Wie dem auch sei, unser besonderer Wunsch — ich will nicht sagen: Forderung — geht dahin, eine schnellere Abwicklung des Lastenausgleichsgesetzes zu erreichen, damit die noch lebenden unmittelbar Geschädigten in den Genuß ,der Leistungen kommen.
Die Leistungen müssen den veränderten Lebenshaltungskosten und der wirtschaftlichen Entwicklung angepaßt werden.
Ich hoffe auf Ihr Verständnis, wenn ich sage, daß die Änderungsvorschläge in der ersten Lesung nicht bis ins letzte Detail begründet und erörtert werden können. Wir werden uns in den Ausschußberatungen mit diesem sehr komplizierten Fragenkomplex ausgiebig zu beschäftigen haben.
Unsere Vorlage ist nach dem Gesetz aufgebaut. Ich klammere jetzt einmal bewußt den § 6 — Beitrag der öffentlichen Haushalte zum Ausgleichsfonds — vorläufig aus. Ich werde die Frage zum Schluß noch einmal kurz aufgreifen.

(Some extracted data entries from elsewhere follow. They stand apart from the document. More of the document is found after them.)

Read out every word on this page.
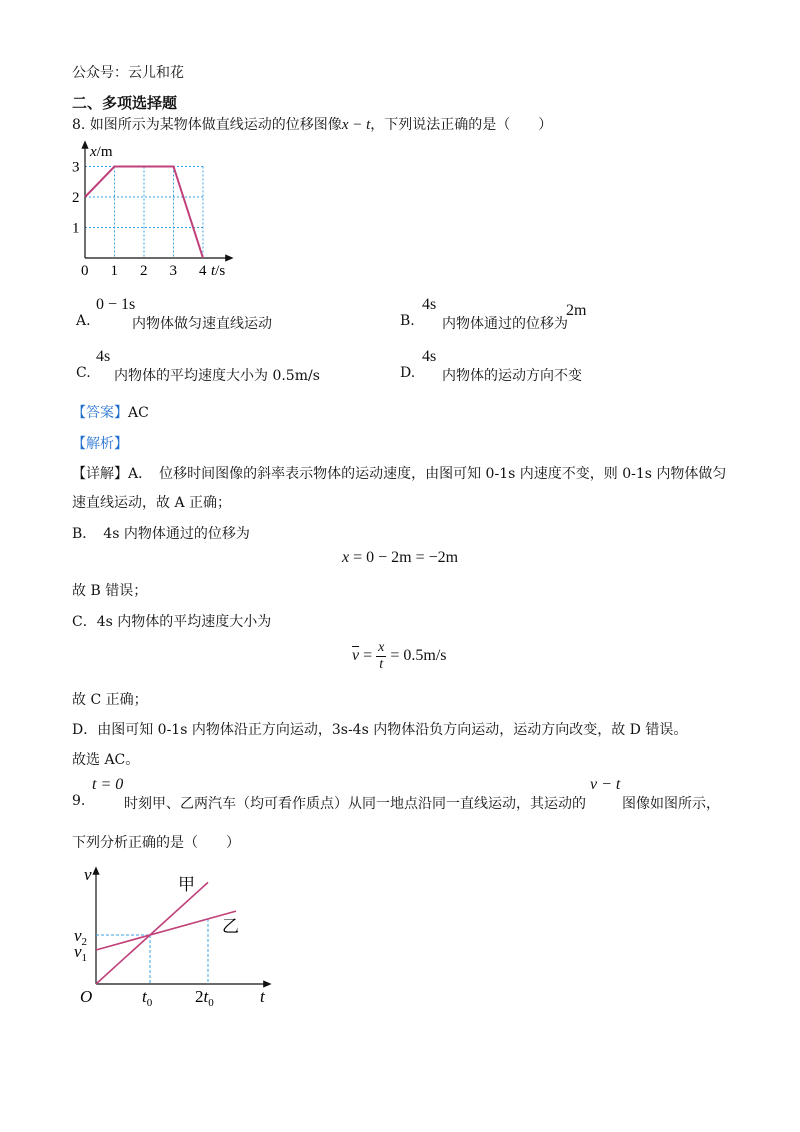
公众号：云儿和花
二、多项选择题
8. 如图所示为某物体做直线运动的位移图像x − t，下列说法正确的是（　　）
0 1 2 3 4
1
2
3
x/m
t/s
A.
0 − 1s
内物体做匀速直线运动	B.
4s
内物体通过的位移为
2m
C.
4s
内物体的平均速度大小为 0.5m/s	D.
4s
内物体的运动方向不变
【答案】AC
【解析】
【详解】A．　位移时间图像的斜率表示物体的运动速度，由图可知 0-1s 内速度不变，则 0-1s 内物体做匀
速直线运动，故 A 正确；
B．　4s 内物体通过的位移为
x = 0 − 2m = −2m
故 B 错误；
C．4s 内物体的平均速度大小为
$\overline{v} = \frac{x}{t} = 0.5m/s$
故 C 正确；
D．由图可知 0-1s 内物体沿正方向运动，3s-4s 内物体沿负方向运动，运动方向改变，故 D 错误。
故选 AC。
9.
t = 0
时刻甲、乙两汽车（均可看作质点）从同一地点沿同一直线运动，其运动的
v − t
图像如图所示，
下列分析正确的是（　　）
$v_1$
$v_2$
$t_0$	$2t_0$
O	t
v
甲
乙
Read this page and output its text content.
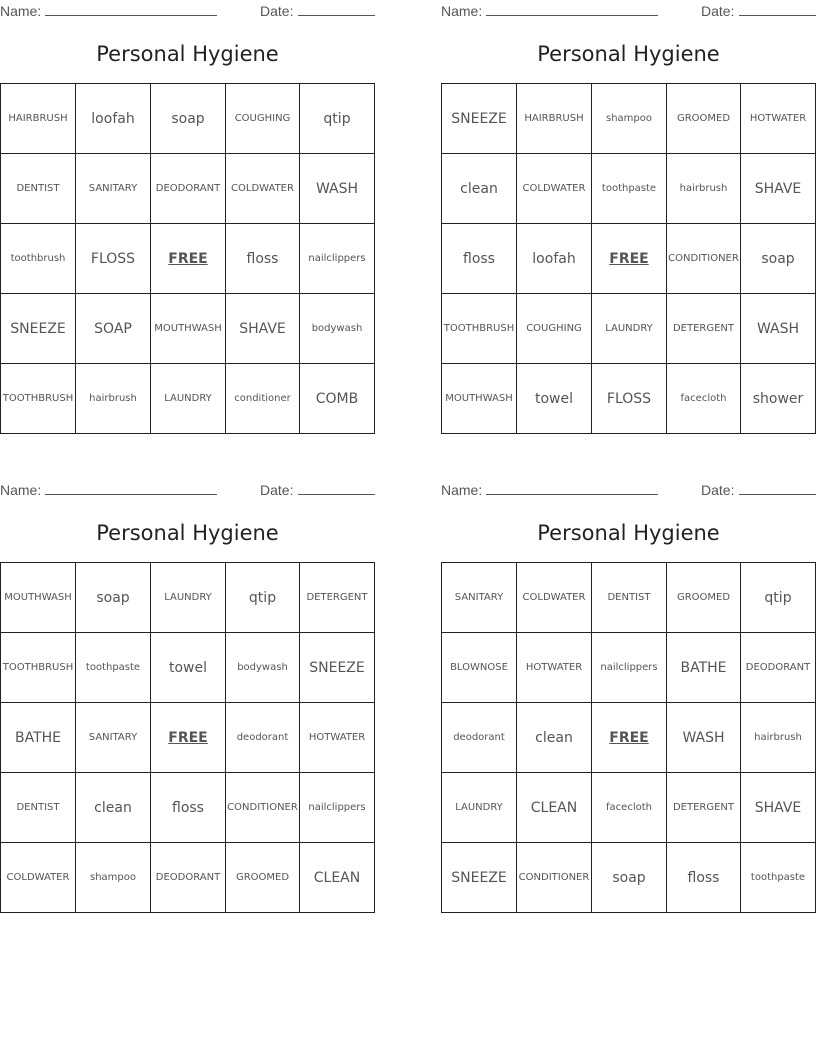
Name:	Date:
Personal Hygiene
HAIRBRUSH	loofah	soap	COUGHING	qtip
DENTIST	SANITARY	DEODORANT	COLDWATER	WASH
toothbrush	FLOSS	FREE	floss	nailclippers
SNEEZE	SOAP	MOUTHWASH	SHAVE	bodywash
TOOTHBRUSH	hairbrush	LAUNDRY	conditioner	COMB
Name:	Date:
Personal Hygiene
SNEEZE	HAIRBRUSH	shampoo	GROOMED	HOTWATER
clean	COLDWATER	toothpaste	hairbrush	SHAVE
floss	loofah	FREE	CONDITIONER	soap
TOOTHBRUSH	COUGHING	LAUNDRY	DETERGENT	WASH
MOUTHWASH	towel	FLOSS	facecloth	shower
Name:	Date:
Personal Hygiene
MOUTHWASH	soap	LAUNDRY	qtip	DETERGENT
TOOTHBRUSH	toothpaste	towel	bodywash	SNEEZE
BATHE	SANITARY	FREE	deodorant	HOTWATER
DENTIST	clean	floss	CONDITIONER	nailclippers
COLDWATER	shampoo	DEODORANT	GROOMED	CLEAN
Name:	Date:
Personal Hygiene
SANITARY	COLDWATER	DENTIST	GROOMED	qtip
BLOWNOSE	HOTWATER	nailclippers	BATHE	DEODORANT
deodorant	clean	FREE	WASH	hairbrush
LAUNDRY	CLEAN	facecloth	DETERGENT	SHAVE
SNEEZE	CONDITIONER	soap	floss	toothpaste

Nun zu unseren grundsätzlichen Forderungen. Was ist ein Vertreibungsschaden? Diese Frage muß erneut erörtert werden. Die 11. Novelle brachte die Lastenausgleichsberechtigung von Erben von nach dem 1. April 1952 in der Heimat verstorbenen Personen, sofern es sich um Erben handelt, die nach dem Tode des Erblassers ausgesiedelt worden sind. Die grundsätzlich zu begrüßende Neuregelung kann jedoch nicht als ausreichend angesehen werden. Für diejenigen Erben, die bereits vor dem Tode des Erblassers ausgesiedelt wurden oder sonstwie in die Bundesrepublik kamen, ergeben sich unüberbrückbare Härten. Nicht selten kommt der Fall vor, daß der 1945 nach Westdeutschland geflohene oder ausgesiedelte Ehegatte keine Leistungen erhält, während später ausgesiedelten entfernteren Erben jetzt Lastenausgleichsleistungen gezahlt werden. Eine die Härten beseitigende Novellierung ist deshalb erforderlich. Nach der jetzigen Fassung des Gesetzes würden zwar Ehegatten und Kinder als antragsberechtigt anerkannt es führt jedoch zu Härten, wenn diese Antragsberechtigung davon abhängig gemacht wird, daß die Erben erst nach dem Tode des unmittelbar Geschädigten ausgesiedelt wurden.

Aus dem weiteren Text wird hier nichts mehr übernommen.